The study was conducted by a team of analysts led by Sheena Shah. While identifying several possible use cases for Central banks, Shah stated that the research was “not intended to suggest where we think a digital fiat currency could be implemented or all the reasons why.”
To protect financial institutions and consumers, during the recent financial crisis, the central banks of several countries, including Denmark, Japan, and Sweden had cut interest rates aggressively into the negative territory. The Swiss National Bank still maintains a negative interest rate of 0.75%. However, pushing interest rates deeper into the negative territory with reasonable positive impact on the economy is quite difficult as currencies circulate in the form of paper notes and coins. Shah and her team are of the opinion that “Theoretically, a monetary system that is 100% digital may enable deeper negative rates.” Such a possibility may appeal a few central banks.

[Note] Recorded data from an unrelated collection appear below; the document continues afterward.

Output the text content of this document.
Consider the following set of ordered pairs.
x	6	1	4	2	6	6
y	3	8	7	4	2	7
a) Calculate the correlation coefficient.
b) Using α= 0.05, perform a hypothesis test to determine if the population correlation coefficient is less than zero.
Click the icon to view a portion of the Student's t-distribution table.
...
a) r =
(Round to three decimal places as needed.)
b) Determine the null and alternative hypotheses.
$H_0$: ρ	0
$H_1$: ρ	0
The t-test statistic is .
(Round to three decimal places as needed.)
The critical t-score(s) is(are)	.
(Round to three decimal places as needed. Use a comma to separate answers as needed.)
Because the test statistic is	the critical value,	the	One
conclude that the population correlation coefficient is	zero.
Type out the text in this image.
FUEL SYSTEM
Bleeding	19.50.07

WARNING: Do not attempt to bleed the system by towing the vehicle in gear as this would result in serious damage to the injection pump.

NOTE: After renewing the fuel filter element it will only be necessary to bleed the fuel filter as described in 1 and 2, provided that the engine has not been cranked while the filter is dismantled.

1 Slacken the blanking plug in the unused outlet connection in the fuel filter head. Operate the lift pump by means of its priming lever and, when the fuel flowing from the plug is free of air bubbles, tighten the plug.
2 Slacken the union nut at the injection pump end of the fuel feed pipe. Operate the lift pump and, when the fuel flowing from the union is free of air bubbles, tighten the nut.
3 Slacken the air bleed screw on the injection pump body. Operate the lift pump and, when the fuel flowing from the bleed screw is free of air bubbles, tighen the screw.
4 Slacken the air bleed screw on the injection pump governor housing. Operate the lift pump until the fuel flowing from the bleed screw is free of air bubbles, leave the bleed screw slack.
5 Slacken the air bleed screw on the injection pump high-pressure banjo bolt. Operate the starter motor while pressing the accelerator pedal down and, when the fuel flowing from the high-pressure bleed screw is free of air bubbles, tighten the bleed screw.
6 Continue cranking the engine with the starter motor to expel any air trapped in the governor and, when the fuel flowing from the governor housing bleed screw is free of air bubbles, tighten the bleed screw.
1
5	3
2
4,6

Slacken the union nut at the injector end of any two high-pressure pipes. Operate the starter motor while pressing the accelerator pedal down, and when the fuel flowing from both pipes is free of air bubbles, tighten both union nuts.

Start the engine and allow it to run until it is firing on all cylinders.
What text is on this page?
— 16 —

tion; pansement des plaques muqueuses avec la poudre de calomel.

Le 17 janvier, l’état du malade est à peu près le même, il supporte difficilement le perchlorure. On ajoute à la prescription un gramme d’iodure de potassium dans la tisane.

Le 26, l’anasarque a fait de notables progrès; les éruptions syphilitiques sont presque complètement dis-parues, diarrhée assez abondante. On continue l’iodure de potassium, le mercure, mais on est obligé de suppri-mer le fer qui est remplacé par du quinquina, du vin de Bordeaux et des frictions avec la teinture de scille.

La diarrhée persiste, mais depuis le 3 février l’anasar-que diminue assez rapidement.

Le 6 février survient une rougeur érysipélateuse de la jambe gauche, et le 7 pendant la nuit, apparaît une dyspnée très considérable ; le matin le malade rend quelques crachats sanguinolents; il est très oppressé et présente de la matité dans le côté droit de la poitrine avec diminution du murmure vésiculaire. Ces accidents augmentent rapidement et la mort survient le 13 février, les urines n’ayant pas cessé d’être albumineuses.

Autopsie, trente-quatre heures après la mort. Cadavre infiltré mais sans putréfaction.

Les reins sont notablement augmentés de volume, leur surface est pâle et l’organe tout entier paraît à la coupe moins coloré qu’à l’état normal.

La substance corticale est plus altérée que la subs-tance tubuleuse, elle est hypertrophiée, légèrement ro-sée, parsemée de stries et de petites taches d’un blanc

UBS Investment bank had argued in late 2017 that central banks may have to implement a negative interest rate of up to 5% during the next financial crisis and this is close to impossible with traditional financial tools. However, the availability of cryptocurrencies issued by central banks could make negative interest rate of 5% a reality. Having said that Morgan Stanley has warned that “deep and long-standing negative rates eventually are problematic for banks.”
Shah and her team has also cautioned that
“Central banks would then have to go direct to currency users to implement monetary policy, reducing leverage in the system significantly and cutting GDP growth.”
Some of the central banks have already started their work to introduce digital currencies. In Sweden, the Riksbank is actively engaged in the creation of a government backed eKrona.
However, not everyone is optimistic about cryptocurrencies. Jens Weidmann, the head of Germany’s Bundesbank had warned last year that cryptocurrencies such as Bitcoin could make financial crisis much worse and devastating. Weidmann believes the creation of government backed cryptocurrencies may increase the risk of bank failure in future crisis.